Bonzo Lend im Chaos: Der verheerende Hackerangriff und seine Folgen
Heute ist der 13.07.2026, und was für ein Schock für die DeFi-Welt! Der Hackerangriff auf Bonzo Lend hat die Krypto-Community aufgerüttelt. Über 9 Millionen US-Dollar sind in einem einzigen Schlag verloren gegangen. Das auf dem Hedera-Ökosystem operierende Lending-Protokoll, Bonzo Lend, musste nach diesem Vorfall seine Aktivitäten einstellen. Aber was genau ist passiert?
Ein unglücklicher Fehler im Preis-Verifikationssystem des Drittanbieter-Oracles von Supra war der Auslöser für diese Misere. Der Angreifer, der lediglich 250 SAUCE-Token als Sicherheit hinterlegte, hat mit einem manipulierten Preis-Update die Preise der Token so ins Wanken gebracht, dass sie plötzlich um zwölf Größenordnungen an Wert zulegten. Damit war es ihm möglich, Vermögenswerte auszuleihen, die weit über dem Wert seiner Sicherheiten lagen. Ein cleverer, wenn auch skrupelloser Schachzug, der nicht ohne Folgen blieb.

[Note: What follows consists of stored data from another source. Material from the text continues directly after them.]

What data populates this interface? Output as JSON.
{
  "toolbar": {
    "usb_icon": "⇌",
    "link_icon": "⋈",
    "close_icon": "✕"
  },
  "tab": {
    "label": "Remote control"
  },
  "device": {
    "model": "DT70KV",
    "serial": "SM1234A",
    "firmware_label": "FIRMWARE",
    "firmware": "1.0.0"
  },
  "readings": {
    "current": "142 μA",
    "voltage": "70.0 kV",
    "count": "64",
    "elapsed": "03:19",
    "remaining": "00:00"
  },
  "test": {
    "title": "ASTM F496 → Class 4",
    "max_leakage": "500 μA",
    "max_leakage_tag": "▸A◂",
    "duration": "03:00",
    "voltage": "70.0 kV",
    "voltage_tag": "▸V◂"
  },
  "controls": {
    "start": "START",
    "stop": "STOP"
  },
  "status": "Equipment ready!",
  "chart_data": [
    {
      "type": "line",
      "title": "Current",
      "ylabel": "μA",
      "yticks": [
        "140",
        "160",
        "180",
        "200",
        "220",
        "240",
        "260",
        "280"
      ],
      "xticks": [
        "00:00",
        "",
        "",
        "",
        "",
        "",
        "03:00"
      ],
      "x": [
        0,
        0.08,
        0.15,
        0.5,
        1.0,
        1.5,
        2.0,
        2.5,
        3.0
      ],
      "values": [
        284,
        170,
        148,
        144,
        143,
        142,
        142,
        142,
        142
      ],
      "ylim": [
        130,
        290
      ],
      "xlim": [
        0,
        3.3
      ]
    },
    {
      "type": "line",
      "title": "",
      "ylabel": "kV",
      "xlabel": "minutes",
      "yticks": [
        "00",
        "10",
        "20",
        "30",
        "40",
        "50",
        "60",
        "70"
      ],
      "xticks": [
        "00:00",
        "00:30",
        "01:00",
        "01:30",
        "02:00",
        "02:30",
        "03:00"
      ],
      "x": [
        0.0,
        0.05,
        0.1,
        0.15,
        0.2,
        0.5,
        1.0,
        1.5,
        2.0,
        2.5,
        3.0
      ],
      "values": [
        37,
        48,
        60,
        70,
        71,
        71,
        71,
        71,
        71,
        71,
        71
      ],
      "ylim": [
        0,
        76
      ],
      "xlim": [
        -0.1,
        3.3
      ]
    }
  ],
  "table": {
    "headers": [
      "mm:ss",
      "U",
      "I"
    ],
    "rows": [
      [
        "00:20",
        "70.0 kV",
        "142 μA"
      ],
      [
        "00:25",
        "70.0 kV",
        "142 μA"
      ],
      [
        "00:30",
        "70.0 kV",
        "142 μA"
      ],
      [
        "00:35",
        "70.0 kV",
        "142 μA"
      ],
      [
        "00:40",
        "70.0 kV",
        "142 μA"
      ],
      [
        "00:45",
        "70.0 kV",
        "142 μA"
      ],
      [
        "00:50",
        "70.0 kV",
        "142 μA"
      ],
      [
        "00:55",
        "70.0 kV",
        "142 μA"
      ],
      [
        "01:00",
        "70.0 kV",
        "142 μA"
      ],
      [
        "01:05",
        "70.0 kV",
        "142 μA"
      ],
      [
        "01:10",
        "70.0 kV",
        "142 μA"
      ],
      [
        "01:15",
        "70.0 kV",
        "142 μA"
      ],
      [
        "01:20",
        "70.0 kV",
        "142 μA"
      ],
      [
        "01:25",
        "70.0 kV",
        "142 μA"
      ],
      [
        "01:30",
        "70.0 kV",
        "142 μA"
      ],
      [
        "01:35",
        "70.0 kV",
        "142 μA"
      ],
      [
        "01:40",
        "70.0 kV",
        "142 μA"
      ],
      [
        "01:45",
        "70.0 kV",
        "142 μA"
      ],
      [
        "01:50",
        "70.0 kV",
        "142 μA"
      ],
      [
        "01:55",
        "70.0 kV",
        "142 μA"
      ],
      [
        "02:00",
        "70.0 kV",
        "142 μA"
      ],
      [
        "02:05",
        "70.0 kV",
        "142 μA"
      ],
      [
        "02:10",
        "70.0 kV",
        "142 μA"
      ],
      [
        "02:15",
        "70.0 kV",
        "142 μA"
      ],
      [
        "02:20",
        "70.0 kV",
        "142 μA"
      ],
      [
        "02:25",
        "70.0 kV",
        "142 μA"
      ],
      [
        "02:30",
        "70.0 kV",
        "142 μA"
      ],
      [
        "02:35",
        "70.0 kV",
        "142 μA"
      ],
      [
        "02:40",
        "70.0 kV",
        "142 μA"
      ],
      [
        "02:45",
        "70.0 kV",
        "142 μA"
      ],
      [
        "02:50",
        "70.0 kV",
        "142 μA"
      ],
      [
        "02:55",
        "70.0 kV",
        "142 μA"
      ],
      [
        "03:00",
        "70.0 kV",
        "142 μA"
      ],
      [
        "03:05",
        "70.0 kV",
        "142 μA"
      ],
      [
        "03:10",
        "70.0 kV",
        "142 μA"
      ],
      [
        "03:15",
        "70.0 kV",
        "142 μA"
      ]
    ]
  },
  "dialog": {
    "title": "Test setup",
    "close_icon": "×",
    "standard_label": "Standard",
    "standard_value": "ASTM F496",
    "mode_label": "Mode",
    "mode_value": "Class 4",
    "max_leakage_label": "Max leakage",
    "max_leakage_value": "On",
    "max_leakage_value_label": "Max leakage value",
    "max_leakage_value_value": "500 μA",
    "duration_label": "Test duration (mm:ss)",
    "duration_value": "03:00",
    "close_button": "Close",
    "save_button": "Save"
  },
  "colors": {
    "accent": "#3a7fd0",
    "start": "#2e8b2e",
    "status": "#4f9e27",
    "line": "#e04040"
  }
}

Die Zahlen sprechen für sich
Die Auswirkungen auf Bonzo Lend sind verheerend: Der Total Value Locked (TVL) des Protokolls fiel um alarmierende 77 Prozent. Innerhalb von nur 24 Stunden erlebte das gesamte Hedera-Ökosystem einen Rückgang von fast 40 Prozent, was den Gesamtwert aller Krypto-Assets in DeFi-Anwendungen auf etwa 25,7 Millionen US-Dollar drückte. Das sind Zahlen, die einem den Atem rauben können.
Der Angriff war keine gewöhnliche Brute-Force-Attacke. Vielmehr handelte es sich um eine präzise Manipulation der Preisdaten, die auf einer Schwachstelle im Supra-Oracle basierte. Hierbei wurde die Signaturprüfung umgangen, und das Protokoll akzeptierte die manipulierten Preisdaten. Die Bonzo Labs und die Bonzo Finance Foundation sind nun aktiv mit Wiederherstellungs- und Abhilfemaßnahmen beschäftigt, aber die Wiederherstellung könnte Wochen oder sogar Monate in Anspruch nehmen.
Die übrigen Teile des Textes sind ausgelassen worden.